I’d heard that ever since I’d returned to Willow Bend and renewed my acquaintance with Hiram. Everything was Hiram’s friend; he had no enemies.
“You better be sure of that,” I said. “He’s a wild animal and he is awful big.”
“He’s talking to me,” said Hiram. “We talk with each other. I know that we are friends.”
“Then tell him to get out of here. Tell him to keep his distance, to stay off this ridge. First thing you know, he’ll be butting at our home and tipping it over. Tell him that if that ever happens, I’ll take a two-by-four to him.”
“I’ll take him down to the valley,” said Hiram, “and tel
l him that he has to stay there. I’ll tell him that I’ll come and visit him.”

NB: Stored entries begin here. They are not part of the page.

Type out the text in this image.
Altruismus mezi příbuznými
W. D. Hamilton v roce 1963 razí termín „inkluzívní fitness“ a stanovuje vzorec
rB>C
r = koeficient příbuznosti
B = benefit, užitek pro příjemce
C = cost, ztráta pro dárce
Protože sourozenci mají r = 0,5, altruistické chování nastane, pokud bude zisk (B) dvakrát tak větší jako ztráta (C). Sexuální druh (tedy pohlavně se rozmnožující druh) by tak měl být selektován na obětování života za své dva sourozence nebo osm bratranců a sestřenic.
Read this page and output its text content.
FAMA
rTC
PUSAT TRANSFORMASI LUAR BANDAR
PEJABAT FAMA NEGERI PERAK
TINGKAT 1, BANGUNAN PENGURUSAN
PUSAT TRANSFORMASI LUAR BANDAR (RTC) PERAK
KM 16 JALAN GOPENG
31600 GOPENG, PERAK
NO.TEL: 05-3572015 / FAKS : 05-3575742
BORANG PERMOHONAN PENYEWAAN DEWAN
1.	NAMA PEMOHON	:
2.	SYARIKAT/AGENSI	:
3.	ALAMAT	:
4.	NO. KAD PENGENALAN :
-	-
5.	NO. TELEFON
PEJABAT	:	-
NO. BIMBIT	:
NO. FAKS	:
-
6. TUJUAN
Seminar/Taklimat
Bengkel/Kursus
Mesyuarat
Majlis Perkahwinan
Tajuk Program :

“You do that,” I said, “and then get back here as fast as you can. There’ll be things for you to do.”
He put out his hands and pushed on Stiffy’s shoulder and Stiffy set himself in motion, shuffling around, taking mincing steps, heading down the slope, Hiram walking beside him.
“Asa,” Rila called from the door, “what is going on?”
“Stiffy wandered up here,” I said, “and Hiram’s taking him back where he belongs.”
“But Stiffy is a mastodon.”
“Yeah, I know,” I said. “He’s also Hiram’s friend.”
“You better get in here and shave,” she said. “And, for goodness sakes, comb your hair. We have company.”
I looked down the ridge. Five figures were walking in line, one behind the other. Ben was leading. He wore boots, khaki pants, and a hunting coat, and carried a rifle. The others were dressed in business suits and either were carrying briefcases or had portfolios tucked beneath their arms. One of them was Courtney. The other three, I figured, must be the Safari people. It struck me as hilarious—these staid business types carrying their badges of office through this howling wilderness.
“Asa,” said Rila sharply.
“It’s too late,” I said. “They’ll be on us in a moment. This is the new frontier. They’ll have to take me as I am.”
I ran a palm across my chin and the whiskers rasped. I had a fairly heavy and untidy growth.
Ben came up to us and said good morning. The others ranged themselves in line expectantly. Courtney stepped forward and said, “Rila, you know these gentlemen.”
“Yes, of course,” said Rila. “But none of you have met my partner, Asa Steele. You’ll pardon his appearance. There was some mastodon trouble this morning and …”
The military-looking old gentleman at the end of the line said, “You’ll excuse me, madam, but am I seeing right? It appears to me there’s a man and mastodon going down the ridge together. The man has hold of the mastodon’s trunk, as if he were leading it.”